A Empresa de Saneamento do Paraná (Sanepar) em Londrina já foi multada em R$ 1,160 milhão, desde janeiro de 2001, pelo Instituto Ambiental do Paraná (IAP) e pela Secretaria Municipal do Meio Ambiente (Sema). A empresa, que sempre recorreu das multas, foi acionada mais de 20 vezes por esses dois órgãos de defesa do meio ambiente por causa de rompimentos na rede e lançamentos de esgoto e outros poluentes em mananciais de água da cidade.
O IAP formalizou três autuações com multas contra a Sanepar nos três últimos anos. Em dezembro de 2001, houve rompimento da rede que poluiu o ribeirão Quati, na zona norte. A multa de R$ 80 mil foi triplicada porque a empresa era reincidente. Em novembro de 2002, houve nova autuação do IAP por causa de um lançamento de esgoto no Ribeirão Cambezinho (zona oeste) provocado pelo rompimento da rede coletora. Mais uma vez a multa de R$ 80 mil foi triplicada. Em março deste ano, outra autuação por despejo de esgoto no Córrego Baroré, na altura do Lago Igapó 4 (zona oeste). Novamente, a Sanepar teve a multa de R$ 80 mil triplicada.

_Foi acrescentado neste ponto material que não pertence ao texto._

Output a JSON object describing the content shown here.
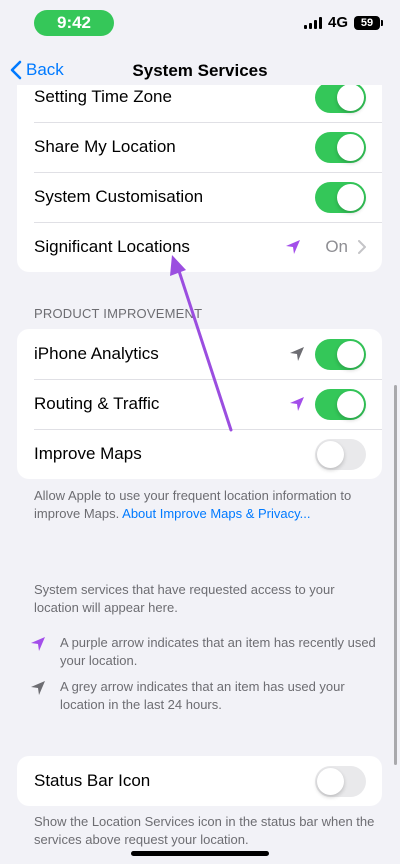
{
  "status": {
    "time": "9:42",
    "network": "4G",
    "battery": "59"
  },
  "nav": {
    "back_label": "Back",
    "title": "System Services"
  },
  "location_group": {
    "rows": [
      {
        "label": "Setting Time Zone",
        "toggle": "on"
      },
      {
        "label": "Share My Location",
        "toggle": "on"
      },
      {
        "label": "System Customisation",
        "toggle": "on"
      },
      {
        "label": "Significant Locations",
        "value": "On",
        "arrow_color": "#a34eea"
      }
    ]
  },
  "product_improvement": {
    "header": "PRODUCT IMPROVEMENT",
    "rows": [
      {
        "label": "iPhone Analytics",
        "toggle": "on",
        "arrow_color": "#6d6d72"
      },
      {
        "label": "Routing & Traffic",
        "toggle": "on",
        "arrow_color": "#a34eea"
      },
      {
        "label": "Improve Maps",
        "toggle": "off"
      }
    ],
    "footer_text": "Allow Apple to use your frequent location information to improve Maps.",
    "footer_link": "About Improve Maps & Privacy..."
  },
  "info": {
    "intro": "System services that have requested access to your location will appear here.",
    "purple_text": "A purple arrow indicates that an item has recently used your location.",
    "grey_text": "A grey arrow indicates that an item has used your location in the last 24 hours."
  },
  "status_bar_icon": {
    "label": "Status Bar Icon",
    "toggle": "off",
    "footer": "Show the Location Services icon in the status bar when the services above request your location."
  },
  "colors": {
    "accent": "#007aff",
    "toggle_on": "#34c759",
    "purple": "#a34eea",
    "annotation": "#9b4ee0"
  }
}
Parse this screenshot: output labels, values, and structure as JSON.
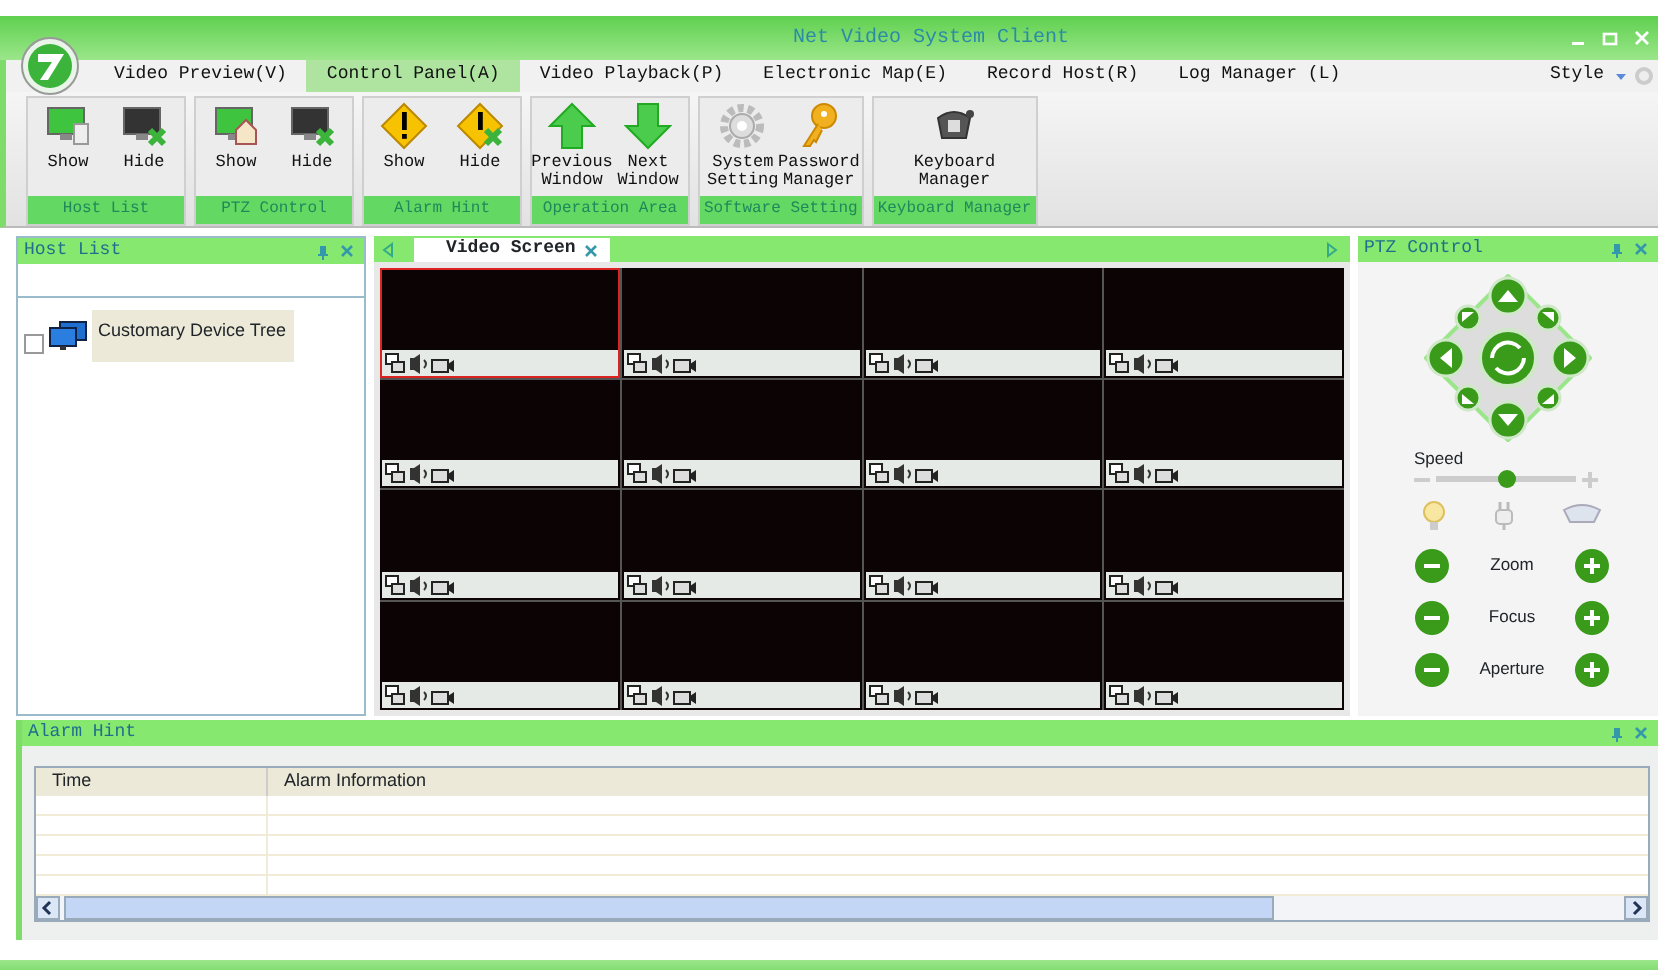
{
  "window": {
    "title": "Net Video System Client"
  },
  "menu_tabs": [
    {
      "label": "Video Preview(V)",
      "selected": false
    },
    {
      "label": "Control Panel(A)",
      "selected": true
    },
    {
      "label": "Video Playback(P)",
      "selected": false
    },
    {
      "label": "Electronic Map(E)",
      "selected": false
    },
    {
      "label": "Record Host(R)",
      "selected": false
    },
    {
      "label": "Log Manager (L)",
      "selected": false
    }
  ],
  "style_menu": {
    "label": "Style"
  },
  "ribbon_groups": [
    {
      "title": "Host List",
      "buttons": [
        {
          "kind": "monitor-show",
          "label": "Show"
        },
        {
          "kind": "monitor-hide",
          "label": "Hide"
        }
      ]
    },
    {
      "title": "PTZ Control",
      "buttons": [
        {
          "kind": "monitor-home",
          "label": "Show"
        },
        {
          "kind": "monitor-hide",
          "label": "Hide"
        }
      ]
    },
    {
      "title": "Alarm Hint",
      "buttons": [
        {
          "kind": "warning",
          "label": "Show"
        },
        {
          "kind": "warning-hide",
          "label": "Hide"
        }
      ]
    },
    {
      "title": "Operation Area",
      "buttons": [
        {
          "kind": "arrow-up",
          "label": "Previous Window"
        },
        {
          "kind": "arrow-down",
          "label": "Next Window"
        }
      ]
    },
    {
      "title": "Software Setting",
      "buttons": [
        {
          "kind": "gear",
          "label": "System Setting"
        },
        {
          "kind": "key",
          "label": "Password Manager"
        }
      ]
    },
    {
      "title": "Keyboard Manager",
      "buttons": [
        {
          "kind": "keyboard",
          "label": "Keyboard Manager"
        }
      ]
    }
  ],
  "host_list": {
    "title": "Host List",
    "tree": [
      {
        "label": "Customary Device Tree",
        "checked": false
      }
    ]
  },
  "video_screen": {
    "tab": "Video Screen",
    "cells": [
      {
        "selected": true
      },
      {
        "selected": false
      },
      {
        "selected": false
      },
      {
        "selected": false
      },
      {
        "selected": false
      },
      {
        "selected": false
      },
      {
        "selected": false
      },
      {
        "selected": false
      },
      {
        "selected": false
      },
      {
        "selected": false
      },
      {
        "selected": false
      },
      {
        "selected": false
      },
      {
        "selected": false
      },
      {
        "selected": false
      },
      {
        "selected": false
      },
      {
        "selected": false
      }
    ]
  },
  "ptz_control": {
    "title": "PTZ Control",
    "speed": {
      "label": "Speed",
      "level": 0.5
    },
    "adjust_rows": [
      {
        "label": "Zoom"
      },
      {
        "label": "Focus"
      },
      {
        "label": "Aperture"
      }
    ]
  },
  "alarm_hint": {
    "title": "Alarm Hint",
    "columns": [
      "Time",
      "Alarm Information"
    ]
  }
}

Os problemas ao meio ambiente provocados pelas tubulações da Sanepar também deram trabalho para a Sema. Segundo o assessor João Batista de Souza, em 2001 foram 10 notificações. Algumas delas, porém, foram canceladas porque os laudos não conseguiram apurar a extensão do dano. As multas somaram R$ 320 mil. No ano passado, a Sanepar foi autuada outras três vezes.
O município, porém, fez um acordo com a empresa e os R$ 165 mil em multas seriam distribuídos da seguinte forma: R$ 55 mil (já pagos) seriam investidos na recuperação de nascentes e o restante seria usado na recuperação do Parque Arthur Thomas (zona sul). Neste ano, a Sanepar já foi notificada três vezes e sofreu duas autuações, incluindo o vazamento de esgoto no Córrego Baroré (Lago Igapó 4) e o derramamento de sulfato ferroso no Córrego Água Fresca este último deve ter multa pesada porque houve mortandade de peixes.
O chefe regional do IAP, Ney Paulo, afirmou que a empresa está sendo negligente. ''A Sanepar tem todo o direito à defesa mas não pode continuar tão negligente como está.'' Ele não concorda que as autuações não surtam o efeito desejado. ''As multas não têm pouco efeito prático porque vão progredindo'', disse, garantindo que o órgão não aceita as defesas com facilidade. Ele afirmou ainda que a política do IAP e da Secretaria Estadual do Meio Ambiente é de que a empresa que polui tem que recuperar o dano causado.
A série de autuações envolvendo a Sanepar está sendo observada de perto pelo promotor de Defesa do Meio Ambiente, Cláudio Esteves. ''Estou exigindo definições (da empresa) que possam minimizar os vazamentos'', revelou. A empresa deve dar uma posição nas próximas semanas. Ele também pretende apurar se as dimensões da rede são suficientes para atender a população. ''Estes estravazamentos podem indicar que a rede não é suficiente. Ou seja, o problema poderia ser muito mais sério'', finalizou.